Questions to consider: 
* How does the learning behavior change with changes in $\eta$? as $\eta$ increases? as $\eta$ decreases? 
* How would you generate overlapping classes using the provided code? Explain your answer. (Only change parameters.  You do not need to change code. )  
* What happens to the learning behavior when you have overlapping classes? 
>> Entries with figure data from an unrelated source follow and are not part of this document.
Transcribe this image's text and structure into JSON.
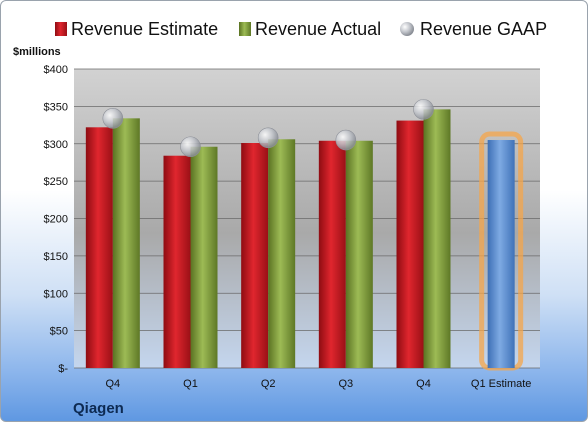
{
  "chart_data": {
    "type": "bar",
    "categories": [
      "Q4",
      "Q1",
      "Q2",
      "Q3",
      "Q4",
      "Q1 Estimate"
    ],
    "series": [
      {
        "name": "Revenue Estimate",
        "values": [
          322,
          284,
          301,
          304,
          331,
          null
        ]
      },
      {
        "name": "Revenue Actual",
        "values": [
          334,
          296,
          306,
          304,
          346,
          305
        ]
      },
      {
        "name": "Revenue GAAP",
        "values": [
          334,
          296,
          308,
          305,
          346,
          null
        ]
      }
    ],
    "ylabel": "$millions",
    "ylim": [
      0,
      400
    ],
    "yticks": [
      0,
      50,
      100,
      150,
      200,
      250,
      300,
      350,
      400
    ],
    "ytick_labels": [
      "$-",
      "$50",
      "$100",
      "$150",
      "$200",
      "$250",
      "$300",
      "$350",
      "$400"
    ],
    "grid": true,
    "legend": "top",
    "company": "Qiagen",
    "colors": {
      "estimate": "#c0141c",
      "actual": "#7f9c3a",
      "gaap": "#b8bcc4",
      "forecast": "#5b8fd0",
      "forecast_glow": "#f5a64a"
    }
  }
}
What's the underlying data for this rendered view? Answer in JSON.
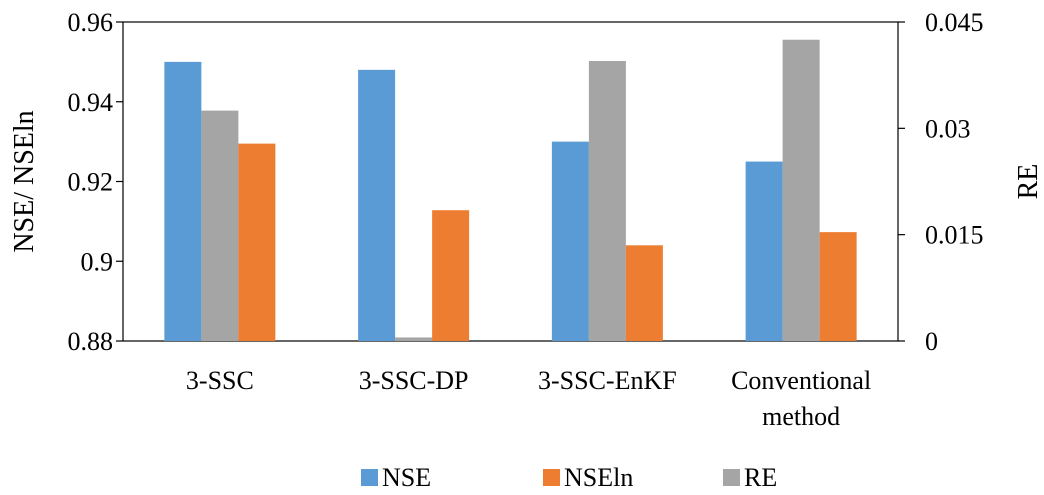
{
  "chart_data": {
    "type": "bar",
    "categories": [
      [
        "3-SSC"
      ],
      [
        "3-SSC-DP"
      ],
      [
        "3-SSC-EnKF"
      ],
      [
        "Conventional",
        "method"
      ]
    ],
    "series": [
      {
        "name": "NSE",
        "axis": "left",
        "color": "#5B9BD5",
        "values": [
          0.95,
          0.948,
          0.93,
          0.925
        ]
      },
      {
        "name": "NSEln",
        "axis": "left",
        "color": "#ED7D31",
        "values": [
          0.9295,
          0.9128,
          0.904,
          0.9073
        ]
      },
      {
        "name": "RE",
        "axis": "right",
        "color": "#A5A5A5",
        "values": [
          0.0325,
          0.0005,
          0.0395,
          0.0425
        ]
      }
    ],
    "bar_order": [
      "NSE",
      "RE",
      "NSEln"
    ],
    "left_axis": {
      "label": "NSE/ NSEln",
      "ylim": [
        0.88,
        0.96
      ],
      "ticks": [
        0.88,
        0.9,
        0.92,
        0.94,
        0.96
      ],
      "tick_labels": [
        "0.88",
        "0.9",
        "0.92",
        "0.94",
        "0.96"
      ]
    },
    "right_axis": {
      "label": "RE",
      "ylim": [
        0,
        0.045
      ],
      "ticks": [
        0,
        0.015,
        0.03,
        0.045
      ],
      "tick_labels": [
        "0",
        "0.015",
        "0.03",
        "0.045"
      ]
    },
    "grid": false,
    "legend_position": "bottom"
  }
}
* The implementation provided uses \{0,1\} labels whereas the psuedo-code above uses \{-1,1\}.  How does the code need to change to account for this difference (i.e., suppose you want to use \{-1,1\} labels.  What would you need to change in the code?) Why?
* In the provided code, there is not a separate line for learning the bias $b$as in the psuedo-code above.  How is it being estimated and represented it in the code (... the code IS still learning the bias value).